Some composers mistake visual gimmickry and technological gadgetry for artistic substance. At Los Angeles Contemporary Exhibitions downtown on Friday evening, a passel of new electronic works received first hearings. The listener, alas, went home having heard little of real merit.
Take, for example, "Shredder" by Charles Buel. Though the program notes told us that the recorded sounds included scrambled chord progressions from Bach's music, instrumental, environmental and synthesized sounds, the effect was a repetitive barrage of characterless noise. Over this, Buel and Nicole Dillenberg read, from note cards, a number of real or made-up confessions which varied from innocuous to repulsive. And the pair performed such theatrical acts as chopping wood and attempting to ignite a dummy in a coffin. The work elicited some laughter, but hardly enough to call it a comedy piece.

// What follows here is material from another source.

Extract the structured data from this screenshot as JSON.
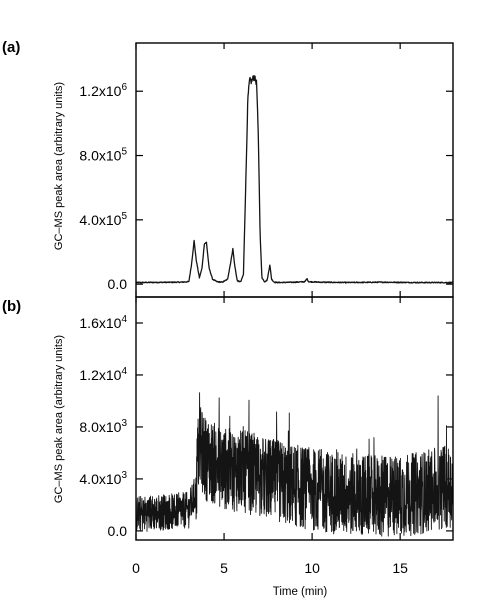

Less grandiose but no less puerile were a set of works by Mark Wheaton, whose rock background and fluency with modern performance technology were evident. Unfortunately, these artistically sophomoric works relied on props and special effects to maintain interest.
Two improvisatory guitar works by James McAuley showed considerably more substance, but the digressive rambles exhibited little organizational unity. On the other hand, his "Booming Baby," for tape and megalyra (a six-foot-long zither), was a delight for anyone who enjoys the sound of a crying baby, amplified and distorted.
Not surprisingly, the work least reliant on novelty proved the most attractive. In the folk/New Age-style "Shuffling, Shivering," composer Elise Kermani sang her own ingenuous text over a relatively static electronic background and Harry Gilbert's sensitive cello playing. Engaging, too, was Kermani's "Spiral" in which computer-altered words accompanied Renee Tinnell's erotic dance movements.